Before talking about managing fault tolerance, we should take a brief look at the current PIM architecture. Here we have a simplified statechart that points out the different phases of the PIM's life.
As we can see, the current approach doesn't consider the possibility of network or hardware failure. In fact, after a first initialization phase, each node tries to connect to his next and previous nodes, using the settings loaded from the configuration file. In the case of failure, execution cannot continue because the ring is broken and nothing can fix it.
Here it is a summary of what we would like to achieve:
- implement a mechanism capable of detecting the arrival of new nodes or the failure of existing ones
- manage the failure of a node which was waiting for the CP
- manage the failure of a node which was executing the CP
- maintain a backup copy of the CP on each node
Our first effort consisted in integrating the GroupManager in the PIM, so that we could manage PublicPeerGroups.
After this phase, we are currently trying to modify the PIM architecture in order to achieve a fully dynamic procedure to establish connections, so that we don't have to rely on the configuration file. Our idea is to exploit the GroupManager functionality and create an ordered list of peers. This list is local to each node and will constantly be updated after each newPeer and deadPeer event from GroupManager.
Another possible modification which we are working on is a mechanism to identify which node currently holds the most recent backup version of the CP. As for now, we would like to include the CP version number in each GroupManager packet that a node sends to the others. This should allow us to know what version is currently stored on each node, by simply looking at the ordered list of peers.
These modifications (the GroupManager integration, the fully dynamic connect procedure and the CP backup copy versioning) should allow us to reach our objectives, as presented in the following statechart.
The Latest CP Search state is run on each node and it performs the analysis of the CP version number listed in the peer list, based on the UUID of each node. In order to transmit this information along with the GroupManager packets, we are thinking to exploit the possibility to change the peer name. In other words, we'd like to use the GroupManager.setNodeName(String) method, every time a node updates its CP version. This way, we can make the GroupManager transmit this extra information without modifying the code, and thus maintaining full compatibility with the next GroupManager versions.
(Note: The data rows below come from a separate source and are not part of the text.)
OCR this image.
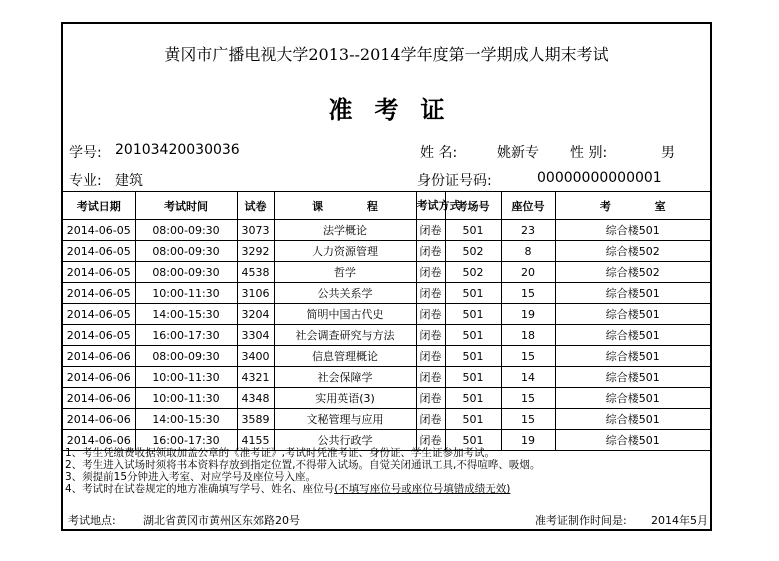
黄冈市广播电视大学2013--2014学年度第一学期成人期末考试
准考证
学号: 20103420030036	姓 名:	姚新专 性 别:	男
专业: 建筑	身份证号码:	00000000000001
考试日期	考试时间	试卷	课 程	考试方式	考场号	座位号	考 室
2014-06-05	08:00-09:30	3073	法学概论	闭卷	501	23	综合楼501
2014-06-05	08:00-09:30	3292	人力资源管理	闭卷	502	8	综合楼502
2014-06-05	08:00-09:30	4538	哲学	闭卷	502	20	综合楼502
2014-06-05	10:00-11:30	3106	公共关系学	闭卷	501	15	综合楼501
2014-06-05	14:00-15:30	3204	简明中国古代史	闭卷	501	19	综合楼501
2014-06-05	16:00-17:30	3304	社会调查研究与方法	闭卷	501	18	综合楼501
2014-06-06	08:00-09:30	3400	信息管理概论	闭卷	501	15	综合楼501
2014-06-06	10:00-11:30	4321	社会保障学	闭卷	501	14	综合楼501
2014-06-06	10:00-11:30	4348	实用英语(3)	闭卷	501	15	综合楼501
2014-06-06	14:00-15:30	3589	文秘管理与应用	闭卷	501	15	综合楼501
2014-06-06	16:00-17:30	4155	公共行政学	闭卷	501	19	综合楼501
1、考生凭缴费收据领取加盖公章的《准考证》,考试时凭准考证、身份证、学生证参加考试。
2、考生进入试场时须将书本资料存放到指定位置,不得带入试场。自觉关闭通讯工具,不得喧哗、吸烟。
3、须提前15分钟进入考室、对应学号及座位号入座。
4、考试时在试卷规定的地方准确填写学号、姓名、座位号(不填写座位号或座位号填错成绩无效)
考试地点: 湖北省黄冈市黄州区东郊路20号	准考证制作时间是: 2014年5月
As for the notification of new or dead nodes, we have defined a static method inside the PIM_Runtime that should be executed by the GroupManagerListener. First of all, this method interrupts the PIM runtime thread, unblocking it from the read of the prevNodeSocket. Then it should prepare the system recovery. As for now, we choose to focus our attention on this aspects, so that the reconnection phase will involve every node, not only the two neighbors of the new/dead node.
- we use the nodeName (given by the GroupManager to each node) to store the version number of the backup CP. We admit this is not a very fair approach, but we chose to leave the GroupManager unchanged, in order to maintain compability.
- to achieve better responsiveness, we should force the GroupManager to use very short ping intervals. This increases the network traffic, but instead of relying on broadcasts we could make the GroupManager ping very often only the nodes present in the list.
- the fully dynamic connection procedure leads to a potential drawback: the notion of node number loses its meaning. In the traditional approach, every node had a node number associated to it, according to the configuration file. Applications, like the CaptureTheFlag, strongly rely on this number to identify different nodes. In a dynamic environment, where nodes can join or leave, the binding between the node and its position in the list may change quite often. A possible solution could be using the GroupManager's UUID instead of the number taken from the configuration file. Other thoughts on this topic can be found here.
Observations and thoughts
The notification of a dead node cannot be done just by looking at the sockets. The reason is that if a node fails in a bad way (e.g. hw failure or sudden disconnection from the network) the socket remains open for a long time. Two other approaches are possible:
- the ACK-approach: each node sends an ACK to the previous node after it has successfully sent the CP to its next node. However, such an approach cannot detect the death of a node which has already sent its ACK and which is only waiting for the CP.
- another approach we are considering is establishing another connection ring, in the opposite direction, only for service messages. This solution has the drawback that identifying the most recent backup copy of the CP is not a trivial task.
The fully dynamic connect procedure has some interesting consequences: exploiting the UUID list we could dynamically choose not only how many nodes should be present in our connection ring, but also how many nodes need to be present before the CP start and the maximum number of possible members.
Furthermore, we should dynamically change the ping interval of the GroupManager (and obviously the time after which a non-sending peer is considered dead). In particular, we could choose this interval depending on the roundtrip time. This will lead to more relaxed intervals for longer RTT, and to higher responsiveness only when it is really needed.